Desde el mundo antiguo se ha estado fascinado por lo que cada humano puede realizar. Las posibilidades del hacer y el decir no solo resultaron infinitas sino que también estuvieron presentes en cada uno, según sus circunstancias y habilidades propias. De cierta manera, en vista a que todos tenían las capacidades para hacer y decir resultó evidente que distinguirse de los demás requería de mayor esfuerzo al realizado por el común de los mortales. La admiración por lo grandioso, tal vez derivada de la proyección religiosa, les obligó a forjar la figura del héroe y esta se constituyó en una especie de invitación permanente a la grandeza, a la distinción de los demás en un hacer extraordinario. Pero no todos eran guerreros y el afán de permanencia en la memoria de los demás llevó a otros a destacarse a través del decir en sus diversas ejecuciones. En ambos casos, la distinción de los demás exigió tomar en cuenta lo grandioso de la proeza o del discurso.

Ahora bien, los griegos entendieron que la creación involucra lo nuevo, un realizar desde cero que no compete al ser humano por estar este marcado por la temporalidad. Solo los dioses crearon de la nada. Igual en la cultura bíblica, solo Dios es Creador desde las profundidades del caos. Los mortales, en el caso griego, son simples imitadores de lo que ya existe en la naturaleza, tanto en sus formas como en sus procesos. En el caso judío, los hijos de Dios solo obedecen al mandamiento de crecer y multiplicarse, pero jamás son creadores. En los relatos etiológicos del génesis, La torre de Babel es el mito que mejor explica la condena a darse su propio nombre, al construir(se) alejado de Dios. En ambos casos, crear era un designio divino. Los humanos solo podrían o bien ser imitadores de la naturaleza o bien ser obedientes al mandato divino de nombrar lo ya creado.

Si nos quedamos en la tradición griega, de donde deriva el espíritu inventivo con mayor consciencia de lo que se hace, crear no era en modo alguno ser novedoso puesto que no era posible para el ser humano, sino imitar a la naturaleza.
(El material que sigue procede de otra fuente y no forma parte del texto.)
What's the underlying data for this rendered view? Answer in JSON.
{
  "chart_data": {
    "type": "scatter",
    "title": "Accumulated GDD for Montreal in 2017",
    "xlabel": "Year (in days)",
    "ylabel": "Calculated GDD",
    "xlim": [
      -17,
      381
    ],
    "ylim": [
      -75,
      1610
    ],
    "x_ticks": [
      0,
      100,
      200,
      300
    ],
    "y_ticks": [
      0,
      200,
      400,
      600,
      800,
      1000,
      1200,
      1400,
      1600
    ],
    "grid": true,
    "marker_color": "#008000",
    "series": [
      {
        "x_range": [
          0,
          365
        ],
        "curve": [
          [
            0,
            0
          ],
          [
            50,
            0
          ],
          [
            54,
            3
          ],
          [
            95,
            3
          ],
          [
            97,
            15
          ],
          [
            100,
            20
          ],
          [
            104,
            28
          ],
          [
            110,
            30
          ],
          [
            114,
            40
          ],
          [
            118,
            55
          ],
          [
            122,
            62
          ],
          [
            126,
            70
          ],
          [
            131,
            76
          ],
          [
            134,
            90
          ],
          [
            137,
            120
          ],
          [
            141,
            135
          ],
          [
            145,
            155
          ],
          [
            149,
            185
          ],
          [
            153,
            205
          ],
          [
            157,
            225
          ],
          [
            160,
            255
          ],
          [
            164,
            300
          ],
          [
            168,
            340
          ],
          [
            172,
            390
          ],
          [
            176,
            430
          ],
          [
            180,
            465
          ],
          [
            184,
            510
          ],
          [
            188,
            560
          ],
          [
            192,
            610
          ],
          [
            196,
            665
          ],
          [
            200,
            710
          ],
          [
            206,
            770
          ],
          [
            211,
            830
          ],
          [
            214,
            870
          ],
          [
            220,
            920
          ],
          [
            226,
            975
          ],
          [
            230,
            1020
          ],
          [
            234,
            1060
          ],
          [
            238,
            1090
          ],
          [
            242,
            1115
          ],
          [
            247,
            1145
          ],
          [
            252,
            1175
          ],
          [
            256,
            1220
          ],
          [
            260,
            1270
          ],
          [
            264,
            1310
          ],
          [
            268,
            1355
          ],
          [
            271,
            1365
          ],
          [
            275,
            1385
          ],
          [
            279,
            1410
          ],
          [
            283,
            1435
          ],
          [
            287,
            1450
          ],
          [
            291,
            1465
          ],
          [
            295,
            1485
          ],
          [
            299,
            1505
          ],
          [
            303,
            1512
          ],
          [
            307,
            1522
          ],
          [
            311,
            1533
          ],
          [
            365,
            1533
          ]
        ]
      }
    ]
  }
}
Platón condena el arte por hacer meras copias del mundo de la physis y alejar el conocimiento del verdadero ser de las cosas; sin embargo, Aristóteles le da cierta dignidad a la mímesis (imitación) ya que no solo reproduce lo que ve, también crea una obra no existente a partir de lo que ve y en donde se puede prever lo posible. El estagirita abre mayores posibilidades para la creatividad reglada que su maestro ateniense. En ambos casos, el poeta tiene una licencia especial: el arrebato divino. La divina locura del éxtasis poético le permite forjar su obra sin estar sujeto a regla alguna; para los demás “artistas” el poder constructor estaría en ceñirse a unas reglas establecidas previamente. De todos modos el objetivo último de la obra lo justificaba: la producción de lo bello.

Es en el Renacimiento cuando el artista y su obra se asocian con la creatividad. Ya no es creativo solo el poeta, como un pequeño dios, sino también el escultor, el arquitecto, el pintor y el músico. Todos ellos no solo repreoducían las formas de la naturaleza, sino que creaban nuevas formas y, por el espíritu de libertad de la época, se asoció la creatividad a la libertad y no sujeción a las reglas. Este espíritu de transgresión a las reglas pasó intacto al Romanticismo y posteriormente las Vanguardias del siglo XX lo llevaron a su expresión más alta.

¿Por qué señalo estos puntos sobre la cratividad y las reglas? Por la sencilla razón de que en nuestro ambiente artístico y escolar circunda una pésima concepción de la creatividad que consiste en pensar que lo “creativo” es lo que no está sujeto a reglas o, en el peor de los casos, que las reglas son una especie de dique de contención a la expresión particular. Esta última confundida con lo que hoy se llama novedad y su manifestación tanto en el arte como el lenguaje. De ahí deriva la confusión de enjuiciar como “creativas” obras estéticamente feas.